Em um filme de 2007 de Ang Lee, o cinema e a sociedade mudaram o suficiente para que este "detalhe" não seja apenas insinuado. Homens e mulheres se relacionam sexualmente na vida real e, nos dias de hoje, também no cinema. O ato, e suas consequências físicas e psicológicas, mudam quando vemos com nossos próprios olhos. Assim, o sexo em "Desejo e Perigo" está no limite do explícito. Na prática, é bem possível que os atores Tony Leung e Tang Wei, assim como seus personagens, também levaram o ato até o fim.
Isso posto, "Desejo e Perigo" ("Lust, Caution", no original, que descreve perfeitamente o enredo) é muito mais do que sexo. Ang Lee, depois de ganhar o Oscar nos EUA por "O Segredo de Brokeback Mountain", está de volta à China para fazer um dos melhores filmes sobre espionagem, guerra e relacionamentos dos últimos anos. Ele é impecável na recriação da China ocupada pelos japoneses antes e durante a II Guerra Mundial, nos figurinos, na bela direção de fotografia de Rodrigo Pietro e na música de Alexandre Desplat.

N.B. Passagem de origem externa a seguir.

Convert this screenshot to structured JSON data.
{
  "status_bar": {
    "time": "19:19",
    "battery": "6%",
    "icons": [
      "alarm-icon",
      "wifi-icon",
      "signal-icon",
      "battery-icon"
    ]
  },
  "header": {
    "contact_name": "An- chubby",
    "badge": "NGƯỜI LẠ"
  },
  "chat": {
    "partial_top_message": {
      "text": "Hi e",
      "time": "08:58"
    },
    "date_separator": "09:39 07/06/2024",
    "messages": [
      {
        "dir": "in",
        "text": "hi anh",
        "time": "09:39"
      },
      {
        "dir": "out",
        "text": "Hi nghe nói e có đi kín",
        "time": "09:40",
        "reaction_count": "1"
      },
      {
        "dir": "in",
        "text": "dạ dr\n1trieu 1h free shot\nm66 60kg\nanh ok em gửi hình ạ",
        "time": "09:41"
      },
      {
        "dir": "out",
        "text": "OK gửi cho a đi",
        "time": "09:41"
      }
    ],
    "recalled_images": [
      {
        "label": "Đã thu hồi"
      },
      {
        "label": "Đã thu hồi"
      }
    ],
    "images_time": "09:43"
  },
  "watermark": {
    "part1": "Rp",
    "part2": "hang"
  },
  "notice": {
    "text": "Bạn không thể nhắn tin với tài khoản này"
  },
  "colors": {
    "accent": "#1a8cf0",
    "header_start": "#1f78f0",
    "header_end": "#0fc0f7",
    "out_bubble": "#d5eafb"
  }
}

O enredo trata da jovem estudante Wong Chia Chi (Tang Wei) que, ao entrar para um grupo de teatro, também se envolve com o movimento contra a ocupação japonesa. Seus colegas de teatro estão dispostos a matar um colaboracionista chinês chamado Yee (Tony Leung, sempre excelente) e eles trocam as peças de teatro por uma "peça" muito mais perigosa e mortal. Wong Chia Chi começa a interpretar o papel da "Sra. Mak", a esposa de um rico homem de negócios e, nesta condição, consegue se aproximar da família do Sr. Yee. O filme é extremamente detalhado em mostrar esta aproximação e também a enorme e reprimida paixão que surge entre ela e o Sr. Yee. As ações do resto do grupo também são detalhadas e, por vezes, ingênuas. Há uma cena de assassinato extremamente violenta que também me lembrou Hitchcock, quando o grupo literalmente suja as mãos de sangue pela primeira vez e descobre, a duras penas, que matar um homem não é tão fácil quanto parece.

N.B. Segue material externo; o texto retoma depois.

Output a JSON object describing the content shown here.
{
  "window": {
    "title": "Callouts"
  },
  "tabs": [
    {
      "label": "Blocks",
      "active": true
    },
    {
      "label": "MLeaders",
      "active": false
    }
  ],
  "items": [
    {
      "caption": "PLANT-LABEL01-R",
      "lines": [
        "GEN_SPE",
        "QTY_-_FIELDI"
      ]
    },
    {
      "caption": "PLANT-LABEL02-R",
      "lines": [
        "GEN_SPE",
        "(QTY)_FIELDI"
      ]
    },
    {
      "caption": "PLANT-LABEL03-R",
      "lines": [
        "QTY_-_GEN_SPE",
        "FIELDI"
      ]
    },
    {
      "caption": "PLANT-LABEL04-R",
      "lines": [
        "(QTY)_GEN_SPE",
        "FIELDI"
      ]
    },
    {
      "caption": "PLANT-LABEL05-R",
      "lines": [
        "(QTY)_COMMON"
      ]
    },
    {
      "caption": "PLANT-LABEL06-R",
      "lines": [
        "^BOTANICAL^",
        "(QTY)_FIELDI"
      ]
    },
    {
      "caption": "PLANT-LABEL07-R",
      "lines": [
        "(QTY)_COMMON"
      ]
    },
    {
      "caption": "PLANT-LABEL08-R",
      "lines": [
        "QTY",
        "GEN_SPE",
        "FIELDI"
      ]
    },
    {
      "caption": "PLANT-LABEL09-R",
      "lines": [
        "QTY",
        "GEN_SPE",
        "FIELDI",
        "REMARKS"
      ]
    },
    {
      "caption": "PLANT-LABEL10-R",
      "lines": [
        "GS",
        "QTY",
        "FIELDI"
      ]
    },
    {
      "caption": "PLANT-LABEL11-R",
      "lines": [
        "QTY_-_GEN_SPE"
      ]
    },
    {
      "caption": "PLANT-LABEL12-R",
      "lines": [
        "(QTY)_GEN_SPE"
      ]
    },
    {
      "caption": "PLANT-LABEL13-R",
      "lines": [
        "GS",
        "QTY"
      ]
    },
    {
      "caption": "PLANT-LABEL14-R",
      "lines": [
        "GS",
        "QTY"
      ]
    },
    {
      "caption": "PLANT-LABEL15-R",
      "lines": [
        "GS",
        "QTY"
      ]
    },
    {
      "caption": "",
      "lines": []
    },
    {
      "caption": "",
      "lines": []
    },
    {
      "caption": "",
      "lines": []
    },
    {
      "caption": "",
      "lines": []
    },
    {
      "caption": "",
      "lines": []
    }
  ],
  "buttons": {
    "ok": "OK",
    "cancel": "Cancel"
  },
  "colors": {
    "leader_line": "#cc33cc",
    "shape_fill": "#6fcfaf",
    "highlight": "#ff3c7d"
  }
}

Há uma passagem temporal para três anos depois, em 1941, e a Sra. Mak volta a assediar e espionar o Sr. Yee em Shanghai. É então que a atração entre eles se consuma de forma violenta e apaixonada. Ang Lee não quer simplesmente nos chocar com as cenas de sexo. Há no ato dos dois algo de desesperado, seja do lado da garota, que tem que se entregar a alguém que ela está tentando matar, seja do lado do chinês que desconfia de tudo e de todos. É como se os dois soubessem que, no fundo, são inimigos, mas há um fogo e uma atração entre eles que os levam ao limite do amor físico. Mas seria realmente apenas físico? É possível se entregar a tal ponto a alguém sem que haja sentimento? Por que a "Sra. Mak" se doa com tanta paixão ao inimigo mas mantém uma relação apenas platônica com seu companheiro de resistência?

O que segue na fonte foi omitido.